In Breakthrough: The Gorlice-Tarnow Campaign, 1915 (Santa Barbara, Calif: Praeger, 2010) Richard L. DiNardio covers the decisive battle of the eastern front. In fact, he argues that the Gorlice-Tarnow campaign re-set the war on all fronts in Germany's favor. The Central Powers regained the upper hand that they lost on the Battle of the Marne, and dealt the Russian army a blow that they did not recover from. Unlike Moltke's grand plan to reach Paris in one swift movement, Field Marshal August von Mackensen's plan moved from one objective to the next as a series of independent offensives. The first target was Przemsyl, then Lemberg, and finally Warsaw. Each one fell into their hands more easily than they thought, setting the stage for the next drive east. Unlike the Battle of the Marne, these battles were masterpieces of operational art that utilized the latest technologies, like the telephone. DiNardio has high praises for Mackensen and his staff, and takes a few swipes at General Erich von Ludendorff. Ironically, despite the clear military success of the campaign, it failed in its diplomatic objectives of persuading Italy and Romania to remain neutral.
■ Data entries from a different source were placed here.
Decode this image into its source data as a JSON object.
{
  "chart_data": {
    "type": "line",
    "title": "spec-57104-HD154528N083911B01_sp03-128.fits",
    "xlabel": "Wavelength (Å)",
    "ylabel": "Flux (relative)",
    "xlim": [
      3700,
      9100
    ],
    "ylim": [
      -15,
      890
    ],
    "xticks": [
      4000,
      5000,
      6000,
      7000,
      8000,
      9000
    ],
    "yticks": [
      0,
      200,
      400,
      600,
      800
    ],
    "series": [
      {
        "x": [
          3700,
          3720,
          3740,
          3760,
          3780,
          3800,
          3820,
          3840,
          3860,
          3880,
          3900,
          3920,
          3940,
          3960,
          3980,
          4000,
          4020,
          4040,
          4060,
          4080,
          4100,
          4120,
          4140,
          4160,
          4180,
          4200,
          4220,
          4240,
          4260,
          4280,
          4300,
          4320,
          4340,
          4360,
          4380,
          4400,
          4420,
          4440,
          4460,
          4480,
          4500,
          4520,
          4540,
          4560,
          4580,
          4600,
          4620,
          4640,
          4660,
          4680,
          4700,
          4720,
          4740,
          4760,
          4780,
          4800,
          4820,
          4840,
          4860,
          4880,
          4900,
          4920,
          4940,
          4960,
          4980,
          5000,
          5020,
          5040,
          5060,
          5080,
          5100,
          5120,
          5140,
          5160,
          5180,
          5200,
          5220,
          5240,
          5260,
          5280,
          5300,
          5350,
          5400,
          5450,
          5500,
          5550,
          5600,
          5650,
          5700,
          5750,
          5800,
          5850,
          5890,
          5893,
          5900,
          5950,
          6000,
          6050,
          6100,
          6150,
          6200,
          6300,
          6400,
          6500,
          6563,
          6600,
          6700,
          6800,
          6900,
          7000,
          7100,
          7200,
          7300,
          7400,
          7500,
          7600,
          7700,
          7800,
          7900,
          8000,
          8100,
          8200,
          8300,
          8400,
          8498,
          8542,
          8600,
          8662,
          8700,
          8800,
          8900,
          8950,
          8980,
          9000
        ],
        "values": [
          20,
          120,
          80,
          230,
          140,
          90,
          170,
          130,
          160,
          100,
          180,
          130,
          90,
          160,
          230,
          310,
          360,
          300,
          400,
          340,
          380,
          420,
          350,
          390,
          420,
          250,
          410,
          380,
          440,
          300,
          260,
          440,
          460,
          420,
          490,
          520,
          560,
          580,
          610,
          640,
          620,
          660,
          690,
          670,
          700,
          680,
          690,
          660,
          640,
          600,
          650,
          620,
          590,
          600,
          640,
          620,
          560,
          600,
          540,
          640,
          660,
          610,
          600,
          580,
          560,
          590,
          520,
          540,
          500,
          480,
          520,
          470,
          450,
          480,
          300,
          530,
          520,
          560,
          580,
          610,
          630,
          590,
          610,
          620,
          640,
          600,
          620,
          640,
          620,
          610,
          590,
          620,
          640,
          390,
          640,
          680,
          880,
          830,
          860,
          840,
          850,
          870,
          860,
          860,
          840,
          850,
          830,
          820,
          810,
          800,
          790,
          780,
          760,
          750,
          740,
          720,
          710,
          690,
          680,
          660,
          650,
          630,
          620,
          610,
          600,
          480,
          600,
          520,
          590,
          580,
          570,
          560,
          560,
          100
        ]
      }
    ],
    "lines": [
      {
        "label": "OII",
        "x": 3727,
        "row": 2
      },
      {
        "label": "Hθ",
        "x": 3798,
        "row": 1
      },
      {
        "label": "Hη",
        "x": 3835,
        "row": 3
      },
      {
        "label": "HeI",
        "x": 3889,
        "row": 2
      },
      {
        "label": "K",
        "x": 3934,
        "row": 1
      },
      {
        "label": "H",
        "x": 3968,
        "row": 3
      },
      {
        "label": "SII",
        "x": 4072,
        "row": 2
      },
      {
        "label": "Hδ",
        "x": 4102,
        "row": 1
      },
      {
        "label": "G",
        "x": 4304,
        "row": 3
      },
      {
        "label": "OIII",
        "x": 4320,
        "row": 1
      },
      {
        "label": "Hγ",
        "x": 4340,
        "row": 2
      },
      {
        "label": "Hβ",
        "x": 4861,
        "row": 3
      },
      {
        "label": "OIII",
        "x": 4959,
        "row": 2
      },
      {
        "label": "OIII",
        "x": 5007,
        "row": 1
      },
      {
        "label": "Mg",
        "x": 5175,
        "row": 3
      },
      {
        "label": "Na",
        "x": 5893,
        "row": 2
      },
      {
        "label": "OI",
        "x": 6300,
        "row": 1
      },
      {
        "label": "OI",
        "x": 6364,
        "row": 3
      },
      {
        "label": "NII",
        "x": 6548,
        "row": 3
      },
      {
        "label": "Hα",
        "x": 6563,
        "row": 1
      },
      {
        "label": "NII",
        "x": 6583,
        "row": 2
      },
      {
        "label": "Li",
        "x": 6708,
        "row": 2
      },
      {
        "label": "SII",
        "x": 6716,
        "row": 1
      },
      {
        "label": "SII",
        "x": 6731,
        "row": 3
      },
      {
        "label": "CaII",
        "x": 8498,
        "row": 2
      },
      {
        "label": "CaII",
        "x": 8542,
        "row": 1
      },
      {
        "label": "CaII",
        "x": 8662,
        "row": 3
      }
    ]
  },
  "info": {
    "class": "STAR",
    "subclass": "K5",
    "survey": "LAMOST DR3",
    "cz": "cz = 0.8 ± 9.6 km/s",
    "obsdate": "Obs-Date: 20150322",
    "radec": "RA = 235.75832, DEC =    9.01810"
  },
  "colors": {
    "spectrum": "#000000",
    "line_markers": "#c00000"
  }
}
Considering their liabilities to the Allies, that might not have been a total diplomatic defeat for the Germans.

My big takeaway from these books is how difficult operational planning was during World War I. They did not always effectively utilize the latest technologies (railroads, telephones, automobiles, planes), had very limited intelligence, and little experience moving the vast formations under their command. If Herwig's book shows the failure of the Germans to set realistic and obtainable objectives, DiNardio's shows that they learned that lesson well enough.